Object compositing based on 2D images is a challenging problem since it typically involves multiple processing stages such as color harmonization, geometry correction and shadow generation to generate realistic results. Furthermore, annotating training data pairs for compositing requires substantial manual effort from professionals, and is hardly scalable. Thus, with the recent advances in generative models, in this work, we propose a self-supervised framework for object compositing by leveraging the power of conditional diffusion models. Our framework can hollistically address the object compositing task in a unified model, transforming the viewpoint, geometry, color and shadow of the generated object while requiring no manual labeling. To preserve the input object's characteristics, we introduce a content adaptor that helps to maintain categorical semantics and object appearance. A data augmentation method is further adopted to improve the fidelity of the generator. Our method outperforms relevant baselines in both realism and faithfulness of the synthesized result images in a user study on various real-world images.

Figures (11)

• Figure 1: Example results of object compositing with (a) copy-and-paste scheme, (b) traditional compositing pipeline and (c) ours (ObjectStitch). Traditional compositing pipeline is done with best possible off-the-shelf models including foreground/background color harmonization tsai2017deepjiang2021ssh, poisson blending perez2003poisson, and shadow synthesis sheng2022controllable. ObjectStitch achieves more realistic results, and can address geometry correction, harmonization, shadow generation, and view synthesis all-in-one while preserving similar appearance to the reference object.

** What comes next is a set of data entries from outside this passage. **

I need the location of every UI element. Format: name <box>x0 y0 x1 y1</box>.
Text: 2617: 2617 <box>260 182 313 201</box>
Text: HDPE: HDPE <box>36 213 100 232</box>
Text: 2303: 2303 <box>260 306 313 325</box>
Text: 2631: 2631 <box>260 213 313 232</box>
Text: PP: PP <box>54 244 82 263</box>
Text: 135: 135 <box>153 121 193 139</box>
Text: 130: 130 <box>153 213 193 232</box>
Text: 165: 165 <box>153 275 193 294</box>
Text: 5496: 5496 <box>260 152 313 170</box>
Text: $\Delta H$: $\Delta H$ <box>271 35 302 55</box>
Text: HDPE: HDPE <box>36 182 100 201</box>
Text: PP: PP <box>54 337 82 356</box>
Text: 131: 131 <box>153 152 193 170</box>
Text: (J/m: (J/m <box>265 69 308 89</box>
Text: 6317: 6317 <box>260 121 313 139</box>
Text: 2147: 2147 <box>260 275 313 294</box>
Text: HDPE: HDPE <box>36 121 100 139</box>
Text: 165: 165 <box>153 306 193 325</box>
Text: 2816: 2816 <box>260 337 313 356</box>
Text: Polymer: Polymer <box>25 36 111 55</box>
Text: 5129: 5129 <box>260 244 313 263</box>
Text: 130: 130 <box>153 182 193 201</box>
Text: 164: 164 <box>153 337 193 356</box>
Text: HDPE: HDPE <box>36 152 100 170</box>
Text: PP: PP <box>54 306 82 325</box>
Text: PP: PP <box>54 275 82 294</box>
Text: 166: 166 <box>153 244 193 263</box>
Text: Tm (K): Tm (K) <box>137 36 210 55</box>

• Figure 2: System pipeline. Our framework consists of a content adaptor and a generator (a pretrained text-to-image diffusion model). The input image $I_o$ is fed into a ViT and the adaptor which produces a descriptive embedding. At the same time the background image $I_{bg}$ is taken as input by the diffusion model. At each iteration during the denoising stage, we apply the mask $M$ on the generated image $I_{out}$, so that the generator only denoises the masked area $I_{out} \bigotimes M$.
• Figure 3: Structure of the Content Adaptor. In the first stage, it is trained on a large dataset of image-caption pairs to learn multi-modal sequential embeddings containing high-level semantics. In the second stage, it is fine-tuned under the diffusion framework to learn to encode identity features in adaptive embedding.
• Figure 4: Illustration of our synthetic data generation and data augmentation scheme. The top row shows the data generation process including perspective warping, random rotation, and random color shifting. The original image is used as both the input background and ground truth, while the perturbed object is fed into the adaptor. The bottom row shows crop and shift augmentations, which helps to improve the generation quality and preserve object details.
• Figure 5: User study results. We conduct side-by-side comparisons between our method and one of baseline methods to quantify the generation quality in terms of realism and appearance preservation. The results show that our method outperforms baselines.